Trend 10: Çevik ve Esnek Organizasyonlar Dönemi
Geleneksel organizasyon yapılarında hiyeraşi daha ön plandaydı. Kurum kültüründen beslenen, kurum iklimine ve çalışan davranışları da yansıyan bu yapılar artık 21.yy’ın dünyasında sürdürülebilirlik şansına sahip değil. Organizasyon yapılarının dikey pozisyonlardan çok yatay olarak yapılanması, liderlik vasıflarının önem kazanması, iş yaşamındaki kuşak değişimi yeni yaklaşımları beraberinde getirdi. Takımların hızlıca organize olabileceği çevik yapılar gündemimize girdi. Pandeminin de etkisiyle değişen çalışma hayatının yapısına da en uygun sistem olarak öne çıkıyor çeviklik.

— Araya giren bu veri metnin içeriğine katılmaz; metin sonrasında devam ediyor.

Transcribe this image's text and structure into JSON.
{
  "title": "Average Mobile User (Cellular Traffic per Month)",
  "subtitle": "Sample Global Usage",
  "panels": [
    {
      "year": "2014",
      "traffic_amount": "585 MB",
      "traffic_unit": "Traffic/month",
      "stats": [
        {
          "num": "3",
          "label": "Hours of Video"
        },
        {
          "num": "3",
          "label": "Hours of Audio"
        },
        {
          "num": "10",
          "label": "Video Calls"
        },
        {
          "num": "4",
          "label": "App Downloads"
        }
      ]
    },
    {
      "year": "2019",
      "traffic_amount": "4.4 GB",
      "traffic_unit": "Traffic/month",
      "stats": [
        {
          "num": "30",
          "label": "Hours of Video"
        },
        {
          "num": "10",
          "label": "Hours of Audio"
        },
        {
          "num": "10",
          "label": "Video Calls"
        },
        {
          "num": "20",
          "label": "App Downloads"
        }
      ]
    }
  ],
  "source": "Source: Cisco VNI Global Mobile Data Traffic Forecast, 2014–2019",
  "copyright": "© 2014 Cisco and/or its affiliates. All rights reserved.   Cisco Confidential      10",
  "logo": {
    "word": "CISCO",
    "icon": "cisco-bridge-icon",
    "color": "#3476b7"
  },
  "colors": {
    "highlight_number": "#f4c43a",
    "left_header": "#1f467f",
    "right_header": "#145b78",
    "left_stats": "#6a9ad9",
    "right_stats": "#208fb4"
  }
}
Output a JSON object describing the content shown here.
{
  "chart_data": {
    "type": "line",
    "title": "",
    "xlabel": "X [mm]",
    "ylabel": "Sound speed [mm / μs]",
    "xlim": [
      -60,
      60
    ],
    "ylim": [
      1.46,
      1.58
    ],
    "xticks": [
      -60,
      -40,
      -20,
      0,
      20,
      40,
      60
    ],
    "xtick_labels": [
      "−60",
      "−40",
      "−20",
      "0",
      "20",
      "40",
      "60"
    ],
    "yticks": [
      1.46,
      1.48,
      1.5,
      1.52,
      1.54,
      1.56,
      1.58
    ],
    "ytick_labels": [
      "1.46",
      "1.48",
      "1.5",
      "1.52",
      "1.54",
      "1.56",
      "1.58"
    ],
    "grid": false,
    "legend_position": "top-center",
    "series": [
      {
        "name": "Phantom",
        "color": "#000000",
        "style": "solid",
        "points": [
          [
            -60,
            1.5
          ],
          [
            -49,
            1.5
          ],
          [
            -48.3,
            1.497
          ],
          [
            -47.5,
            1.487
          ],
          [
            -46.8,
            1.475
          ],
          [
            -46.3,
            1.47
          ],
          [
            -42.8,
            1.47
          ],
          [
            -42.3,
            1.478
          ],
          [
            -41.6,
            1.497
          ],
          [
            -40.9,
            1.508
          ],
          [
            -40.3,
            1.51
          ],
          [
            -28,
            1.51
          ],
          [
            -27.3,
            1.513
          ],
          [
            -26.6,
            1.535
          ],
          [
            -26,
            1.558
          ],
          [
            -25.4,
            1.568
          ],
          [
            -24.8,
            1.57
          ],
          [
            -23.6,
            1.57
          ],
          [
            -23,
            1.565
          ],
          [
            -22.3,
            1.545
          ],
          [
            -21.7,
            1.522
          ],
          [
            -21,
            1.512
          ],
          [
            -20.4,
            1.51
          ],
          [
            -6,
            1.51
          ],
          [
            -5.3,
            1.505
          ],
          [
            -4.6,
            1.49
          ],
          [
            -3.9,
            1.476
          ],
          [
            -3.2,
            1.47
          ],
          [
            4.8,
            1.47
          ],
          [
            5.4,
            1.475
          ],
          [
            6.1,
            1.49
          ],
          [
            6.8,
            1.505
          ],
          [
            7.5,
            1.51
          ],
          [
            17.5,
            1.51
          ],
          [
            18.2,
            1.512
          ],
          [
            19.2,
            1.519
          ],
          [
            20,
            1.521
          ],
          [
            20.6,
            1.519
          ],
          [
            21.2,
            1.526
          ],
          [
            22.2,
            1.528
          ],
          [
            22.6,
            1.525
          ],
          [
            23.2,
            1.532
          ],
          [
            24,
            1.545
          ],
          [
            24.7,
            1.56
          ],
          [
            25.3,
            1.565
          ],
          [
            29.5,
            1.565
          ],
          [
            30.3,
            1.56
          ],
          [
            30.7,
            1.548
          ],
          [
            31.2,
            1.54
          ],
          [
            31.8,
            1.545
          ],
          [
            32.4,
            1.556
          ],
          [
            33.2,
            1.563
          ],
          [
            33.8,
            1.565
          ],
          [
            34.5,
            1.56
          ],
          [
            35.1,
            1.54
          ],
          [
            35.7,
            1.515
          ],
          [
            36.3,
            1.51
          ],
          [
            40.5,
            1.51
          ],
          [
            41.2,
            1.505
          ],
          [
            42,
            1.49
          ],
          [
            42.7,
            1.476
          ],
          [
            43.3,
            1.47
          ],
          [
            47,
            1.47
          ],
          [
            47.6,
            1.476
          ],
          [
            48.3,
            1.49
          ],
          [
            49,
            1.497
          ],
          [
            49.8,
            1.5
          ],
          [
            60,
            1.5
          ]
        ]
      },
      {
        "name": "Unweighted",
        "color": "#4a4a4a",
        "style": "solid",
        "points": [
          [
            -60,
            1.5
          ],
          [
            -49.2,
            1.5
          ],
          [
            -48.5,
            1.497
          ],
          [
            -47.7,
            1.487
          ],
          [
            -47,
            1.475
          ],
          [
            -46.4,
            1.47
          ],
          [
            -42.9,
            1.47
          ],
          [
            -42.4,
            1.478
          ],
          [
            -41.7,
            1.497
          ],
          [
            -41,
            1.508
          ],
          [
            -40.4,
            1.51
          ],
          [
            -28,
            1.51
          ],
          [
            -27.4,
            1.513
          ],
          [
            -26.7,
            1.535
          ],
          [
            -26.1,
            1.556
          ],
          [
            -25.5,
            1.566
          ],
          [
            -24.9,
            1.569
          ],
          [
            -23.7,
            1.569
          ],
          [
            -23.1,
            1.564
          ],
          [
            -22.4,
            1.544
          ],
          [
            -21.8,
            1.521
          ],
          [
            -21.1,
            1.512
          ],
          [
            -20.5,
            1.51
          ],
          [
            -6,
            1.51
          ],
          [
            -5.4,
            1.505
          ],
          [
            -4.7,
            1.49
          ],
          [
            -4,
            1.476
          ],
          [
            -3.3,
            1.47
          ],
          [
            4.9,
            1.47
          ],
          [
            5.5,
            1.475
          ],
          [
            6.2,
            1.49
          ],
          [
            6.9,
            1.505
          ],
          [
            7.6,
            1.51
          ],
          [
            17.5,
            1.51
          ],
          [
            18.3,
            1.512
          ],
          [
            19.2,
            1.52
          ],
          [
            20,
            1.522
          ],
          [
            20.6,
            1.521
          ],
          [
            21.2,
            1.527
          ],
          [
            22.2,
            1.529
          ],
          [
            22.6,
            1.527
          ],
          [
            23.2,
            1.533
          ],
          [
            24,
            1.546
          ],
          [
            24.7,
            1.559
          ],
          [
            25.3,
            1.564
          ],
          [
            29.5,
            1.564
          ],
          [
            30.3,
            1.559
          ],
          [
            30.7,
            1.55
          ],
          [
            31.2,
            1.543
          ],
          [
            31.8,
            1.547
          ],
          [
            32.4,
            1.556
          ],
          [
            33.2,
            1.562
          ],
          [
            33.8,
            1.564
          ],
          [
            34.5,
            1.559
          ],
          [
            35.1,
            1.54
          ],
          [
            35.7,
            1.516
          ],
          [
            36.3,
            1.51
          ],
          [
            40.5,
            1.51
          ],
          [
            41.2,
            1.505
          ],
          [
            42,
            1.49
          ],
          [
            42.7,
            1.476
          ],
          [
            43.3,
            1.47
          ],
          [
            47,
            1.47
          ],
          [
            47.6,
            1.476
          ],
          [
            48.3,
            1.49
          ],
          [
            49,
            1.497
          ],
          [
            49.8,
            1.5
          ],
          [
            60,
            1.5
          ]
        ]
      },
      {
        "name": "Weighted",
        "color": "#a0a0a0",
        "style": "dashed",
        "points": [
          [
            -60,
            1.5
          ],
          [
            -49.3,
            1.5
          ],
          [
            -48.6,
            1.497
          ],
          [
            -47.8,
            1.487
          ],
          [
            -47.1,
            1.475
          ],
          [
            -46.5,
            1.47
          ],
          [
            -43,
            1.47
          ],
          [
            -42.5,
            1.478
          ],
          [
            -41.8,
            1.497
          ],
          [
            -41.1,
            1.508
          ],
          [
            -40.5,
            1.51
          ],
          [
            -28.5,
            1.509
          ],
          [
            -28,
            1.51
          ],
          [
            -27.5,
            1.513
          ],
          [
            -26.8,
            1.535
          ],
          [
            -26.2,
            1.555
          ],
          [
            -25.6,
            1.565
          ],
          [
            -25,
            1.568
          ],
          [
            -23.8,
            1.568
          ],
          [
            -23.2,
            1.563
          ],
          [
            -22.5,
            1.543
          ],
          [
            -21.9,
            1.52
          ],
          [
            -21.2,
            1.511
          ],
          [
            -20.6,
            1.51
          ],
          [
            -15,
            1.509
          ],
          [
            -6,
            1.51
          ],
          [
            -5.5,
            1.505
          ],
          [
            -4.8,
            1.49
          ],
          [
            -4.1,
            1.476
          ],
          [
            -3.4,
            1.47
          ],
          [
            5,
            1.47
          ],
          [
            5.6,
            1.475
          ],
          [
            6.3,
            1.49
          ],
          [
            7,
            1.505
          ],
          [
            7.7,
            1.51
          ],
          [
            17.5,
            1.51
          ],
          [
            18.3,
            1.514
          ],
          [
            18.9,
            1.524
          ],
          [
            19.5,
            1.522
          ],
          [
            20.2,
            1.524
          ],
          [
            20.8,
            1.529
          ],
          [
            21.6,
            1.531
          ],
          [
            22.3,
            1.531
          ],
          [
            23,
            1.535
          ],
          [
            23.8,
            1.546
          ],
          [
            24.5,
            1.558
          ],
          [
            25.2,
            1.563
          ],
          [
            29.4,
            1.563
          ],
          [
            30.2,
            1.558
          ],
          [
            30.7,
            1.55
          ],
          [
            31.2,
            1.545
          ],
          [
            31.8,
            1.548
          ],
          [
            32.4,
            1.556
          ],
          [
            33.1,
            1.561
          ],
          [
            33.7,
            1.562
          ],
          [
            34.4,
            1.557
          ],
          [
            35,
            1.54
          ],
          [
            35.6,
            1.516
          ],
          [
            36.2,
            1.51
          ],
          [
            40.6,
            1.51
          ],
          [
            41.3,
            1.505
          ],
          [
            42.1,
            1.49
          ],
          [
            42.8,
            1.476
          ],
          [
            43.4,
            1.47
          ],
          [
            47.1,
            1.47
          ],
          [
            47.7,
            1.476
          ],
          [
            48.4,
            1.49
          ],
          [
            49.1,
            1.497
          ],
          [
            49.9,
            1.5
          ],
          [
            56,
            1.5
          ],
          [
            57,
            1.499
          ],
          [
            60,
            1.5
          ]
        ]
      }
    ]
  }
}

Esneklik kazanabilmek çeviklikle mümkün. 2022 yılında da birçok organizasyonun mevcut yapısını bu yaklaşımla güncellemesi gerektiği inancındayım.

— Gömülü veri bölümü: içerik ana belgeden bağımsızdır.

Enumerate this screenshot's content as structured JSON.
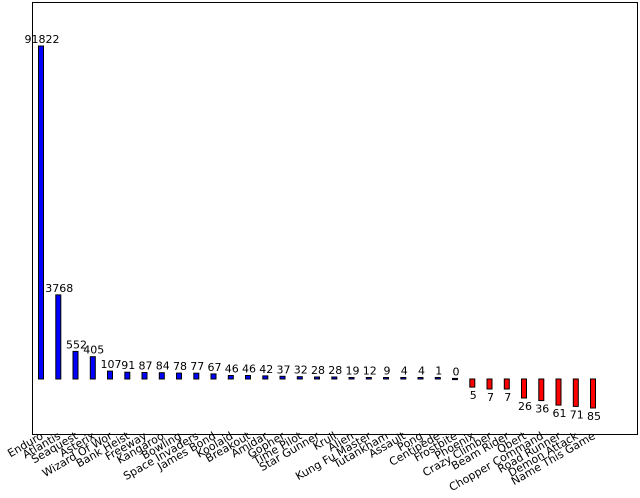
{
  "chart_data": {
    "type": "bar",
    "title": "",
    "xlabel": "",
    "ylabel": "",
    "categories": [
      "Enduro",
      "Atlantis",
      "Seaquest",
      "Asterix",
      "Wizard Of Wor",
      "Bank Heist",
      "Freeway",
      "Kangaroo",
      "Bowling",
      "Space Invaders",
      "James Bond",
      "Koolaid",
      "Breakout",
      "Amidar",
      "Gopher",
      "Time Pilot",
      "Star Gunner",
      "Krull",
      "Alien",
      "Kung Fu Master",
      "Tutankham",
      "Assault",
      "Pong",
      "Centipede",
      "Frostbite",
      "Phoenix",
      "Crazy Climber",
      "Beam Rider",
      "Qbert",
      "Chopper Command",
      "Road Runner",
      "Demon Attack",
      "Name This Game"
    ],
    "values": [
      91822,
      3768,
      552,
      405,
      107,
      91,
      87,
      84,
      78,
      77,
      67,
      46,
      46,
      42,
      37,
      32,
      28,
      28,
      19,
      12,
      9,
      4,
      4,
      1,
      0,
      -5,
      -7,
      -7,
      -26,
      -36,
      -61,
      -71,
      -85
    ],
    "value_labels": [
      "91822",
      "3768",
      "552",
      "405",
      "107",
      "91",
      "87",
      "84",
      "78",
      "77",
      "67",
      "46",
      "46",
      "42",
      "37",
      "32",
      "28",
      "28",
      "19",
      "12",
      "9",
      "4",
      "4",
      "1",
      "0",
      "5",
      "7",
      "7",
      "26",
      "36",
      "61",
      "71",
      "85"
    ],
    "scale": "symmetric-log",
    "positive_color": "#0000ff",
    "negative_color": "#ff0000",
    "grid": false,
    "legend": "none"
  }
}
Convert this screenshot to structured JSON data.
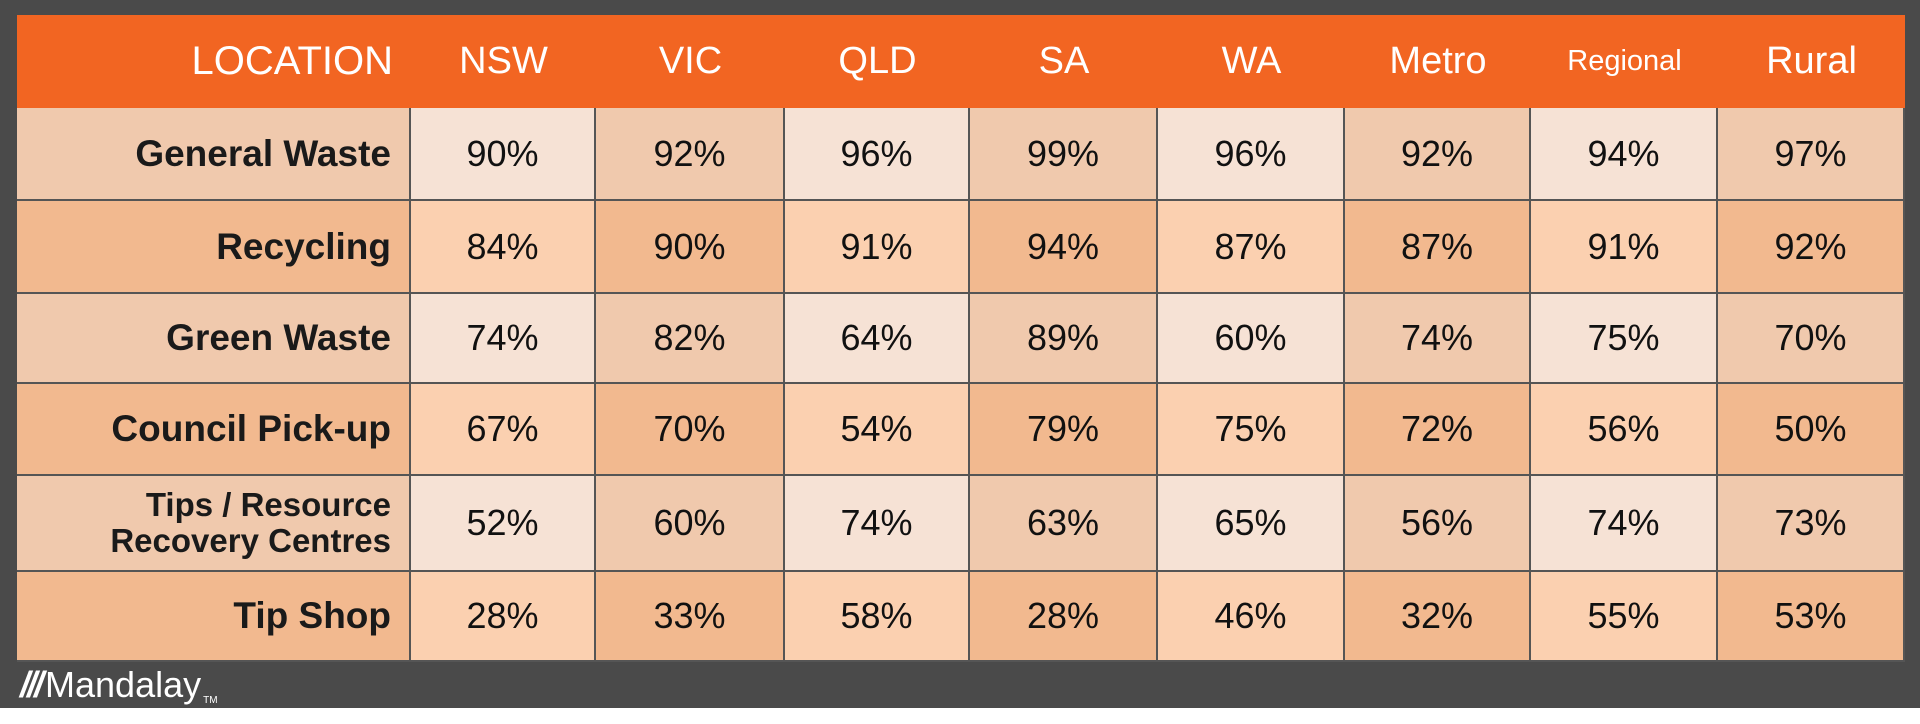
{
  "header": {
    "columns": [
      "LOCATION",
      "NSW",
      "VIC",
      "QLD",
      "SA",
      "WA",
      "Metro",
      "Regional",
      "Rural"
    ]
  },
  "table": {
    "rows": [
      {
        "label": "General Waste",
        "values": [
          "90%",
          "92%",
          "96%",
          "99%",
          "96%",
          "92%",
          "94%",
          "97%"
        ]
      },
      {
        "label": "Recycling",
        "values": [
          "84%",
          "90%",
          "91%",
          "94%",
          "87%",
          "87%",
          "91%",
          "92%"
        ]
      },
      {
        "label": "Green Waste",
        "values": [
          "74%",
          "82%",
          "64%",
          "89%",
          "60%",
          "74%",
          "75%",
          "70%"
        ]
      },
      {
        "label": "Council Pick-up",
        "values": [
          "67%",
          "70%",
          "54%",
          "79%",
          "75%",
          "72%",
          "56%",
          "50%"
        ]
      },
      {
        "label": "Tips / Resource Recovery Centres",
        "values": [
          "52%",
          "60%",
          "74%",
          "63%",
          "65%",
          "56%",
          "74%",
          "73%"
        ]
      },
      {
        "label": "Tip Shop",
        "values": [
          "28%",
          "33%",
          "58%",
          "28%",
          "46%",
          "32%",
          "55%",
          "53%"
        ]
      }
    ]
  },
  "footer": {
    "logo": "Mandalay",
    "trademark": "TM"
  }
}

Çalışanlar açısından ise çalışan memnuniyeti giderek da ha da fazla önem kazanıyor. Yazımın en başında da ifade ettiğim gibi müşteri memnuniyeti ile çalışan memnuniyetini birlikte düşünmek gerekiyor. Şirketlerin insan odaklı çalışma ortamları oluşturmaları, çalışanı destekleyici ve yeteneği geliştirici eğitim programlarına ağırlık vermeleri gerekiyor.
Trend 11: Otantik ve Amaçlı Marka Olmak
Günümüz tüketicisinin en önemli ihtiyacı “anlam”. Tüketici ile anlamlı bağlantılar kurmak isteyen markalar, tüm iş modellerini, teknolojilerini, ürünlerini “anlam yaratmanın fark yaratmak” olduğu bilinciyle yeniden gözden geçirmeliler. Müşterilerin hayatına dokunmak, ürün ve hizmetlere kolay erişim sağlamak, müşterinin yanında ve güvenilir bir yol arkadaşı olmak, empati kurabilmek memnuniyetin ve tercih edilen marka olmanın olmazsa olmaz unsuru olarak 2022’de önemini artıracak.